Riki'nin sırıtarak dizdiği cümlelere Minjae'nin suratı kızarmıştı. Fazlasıyla sinirlendiği belliydi. Hangi ara geldiğini bilmediğim Jungwon elini omzuma koyduğunda özgüvenim biraz olsun yerine gelmişti. Daha sonra Kazuha servise geçtiğinde oyun başlamıştı. İlk attıkları smacı Jungwon karşılayıp topu Riki'ye yöneltmişti. Daha sonra Riki topu hızlıca Kazuha'ya pas atmış, Kazuha da hızlıca topu yerle buluşturmuştu. Sayı almamızla beraber gülümsemiştim. Yapabilirdik kesinlikle.

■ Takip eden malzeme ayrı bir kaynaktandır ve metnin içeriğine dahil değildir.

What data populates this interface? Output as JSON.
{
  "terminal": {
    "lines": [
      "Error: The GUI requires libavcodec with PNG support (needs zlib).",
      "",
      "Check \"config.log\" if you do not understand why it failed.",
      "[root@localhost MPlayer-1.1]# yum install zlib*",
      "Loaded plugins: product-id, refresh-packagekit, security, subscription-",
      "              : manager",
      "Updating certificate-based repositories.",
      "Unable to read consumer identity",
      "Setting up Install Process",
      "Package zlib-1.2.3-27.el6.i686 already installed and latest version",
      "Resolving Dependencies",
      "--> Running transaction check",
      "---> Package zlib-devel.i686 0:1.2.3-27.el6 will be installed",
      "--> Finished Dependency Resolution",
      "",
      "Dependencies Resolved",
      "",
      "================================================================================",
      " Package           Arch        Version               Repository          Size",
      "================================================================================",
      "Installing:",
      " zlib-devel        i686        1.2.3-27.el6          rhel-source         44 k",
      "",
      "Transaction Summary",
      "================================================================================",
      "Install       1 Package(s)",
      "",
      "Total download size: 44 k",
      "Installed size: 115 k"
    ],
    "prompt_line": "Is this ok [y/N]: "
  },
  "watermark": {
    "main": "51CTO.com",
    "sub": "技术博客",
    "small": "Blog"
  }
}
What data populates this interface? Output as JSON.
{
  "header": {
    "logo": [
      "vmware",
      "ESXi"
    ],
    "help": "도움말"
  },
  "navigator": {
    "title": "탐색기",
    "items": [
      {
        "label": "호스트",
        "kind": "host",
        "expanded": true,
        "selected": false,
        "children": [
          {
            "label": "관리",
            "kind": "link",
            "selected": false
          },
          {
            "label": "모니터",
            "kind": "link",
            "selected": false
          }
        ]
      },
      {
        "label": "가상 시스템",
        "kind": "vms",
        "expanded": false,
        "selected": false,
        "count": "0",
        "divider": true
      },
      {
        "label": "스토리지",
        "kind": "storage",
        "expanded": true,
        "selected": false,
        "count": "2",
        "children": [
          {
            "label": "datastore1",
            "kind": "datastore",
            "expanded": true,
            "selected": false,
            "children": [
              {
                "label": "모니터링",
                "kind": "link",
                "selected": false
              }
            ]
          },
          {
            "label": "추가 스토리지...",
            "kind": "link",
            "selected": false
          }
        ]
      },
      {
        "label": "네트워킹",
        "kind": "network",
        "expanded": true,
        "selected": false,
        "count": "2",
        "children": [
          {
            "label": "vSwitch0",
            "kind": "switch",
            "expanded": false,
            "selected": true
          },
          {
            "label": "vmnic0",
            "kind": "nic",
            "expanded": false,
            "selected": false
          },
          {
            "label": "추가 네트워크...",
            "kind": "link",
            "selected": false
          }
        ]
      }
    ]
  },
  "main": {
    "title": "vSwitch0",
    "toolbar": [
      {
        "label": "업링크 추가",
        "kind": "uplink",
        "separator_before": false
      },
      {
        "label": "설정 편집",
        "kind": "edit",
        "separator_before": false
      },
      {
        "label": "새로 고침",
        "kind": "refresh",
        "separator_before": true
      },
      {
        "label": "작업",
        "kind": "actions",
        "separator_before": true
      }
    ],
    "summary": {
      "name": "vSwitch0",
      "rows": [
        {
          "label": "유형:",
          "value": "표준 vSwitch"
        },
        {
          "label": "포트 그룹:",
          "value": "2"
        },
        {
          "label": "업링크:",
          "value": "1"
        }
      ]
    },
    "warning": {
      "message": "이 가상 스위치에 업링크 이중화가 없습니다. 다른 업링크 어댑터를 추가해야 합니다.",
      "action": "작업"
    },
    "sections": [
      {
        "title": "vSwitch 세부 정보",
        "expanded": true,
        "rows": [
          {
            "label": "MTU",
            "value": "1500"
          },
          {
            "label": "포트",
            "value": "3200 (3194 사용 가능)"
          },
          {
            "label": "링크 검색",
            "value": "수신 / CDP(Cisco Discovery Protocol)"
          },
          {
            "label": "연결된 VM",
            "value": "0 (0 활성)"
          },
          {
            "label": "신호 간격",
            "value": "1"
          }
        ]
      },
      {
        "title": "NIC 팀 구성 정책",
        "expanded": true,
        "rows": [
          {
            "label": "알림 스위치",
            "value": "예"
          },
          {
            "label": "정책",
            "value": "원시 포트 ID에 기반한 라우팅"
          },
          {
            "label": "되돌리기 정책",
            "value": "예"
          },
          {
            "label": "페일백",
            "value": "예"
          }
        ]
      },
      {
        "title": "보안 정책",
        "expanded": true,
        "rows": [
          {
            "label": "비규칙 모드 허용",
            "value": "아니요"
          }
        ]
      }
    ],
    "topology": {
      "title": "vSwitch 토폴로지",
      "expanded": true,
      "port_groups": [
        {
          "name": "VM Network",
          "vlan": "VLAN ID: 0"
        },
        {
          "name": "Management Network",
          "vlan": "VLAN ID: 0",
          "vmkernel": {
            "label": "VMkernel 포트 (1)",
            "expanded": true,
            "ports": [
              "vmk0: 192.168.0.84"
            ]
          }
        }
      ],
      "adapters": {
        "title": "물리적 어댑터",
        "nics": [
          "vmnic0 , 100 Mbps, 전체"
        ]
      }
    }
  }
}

İlk seti 12-25, ikinci seti ise 10-25 kazanmıştık. Dersin bitmesiyle beraber maçı da bitirmiştik. Biz grupça kazanmamızın sevincini yaşarken Minjae sinirden tek tek kırmaya başladığı tırnaklarıyla beraber sınıfa çıkmıştı.
"Çok iyiydin Riki!"
"Gelen toplar iyiydi diyelim Sunoo'm."
Sunoo'm.
"Hadi üstünüzü değiştirin gidip. Okul çıkışı mısır yemeye gidelim mi? Zaferi kutlamak için."
Kazuha'nın önerisiyle beraber girdiğim o boşluktan çıkabilmiştim sonunda. Riki'nin sesi aklımda yankılanırken Kazuha son vermişti buna. Sorduğu soruyu tekrar düşündükten sonra cevap vermiştim.
"Olur, hatta diğerleri de gelsin. Jay hyung çok seviyor mısırı."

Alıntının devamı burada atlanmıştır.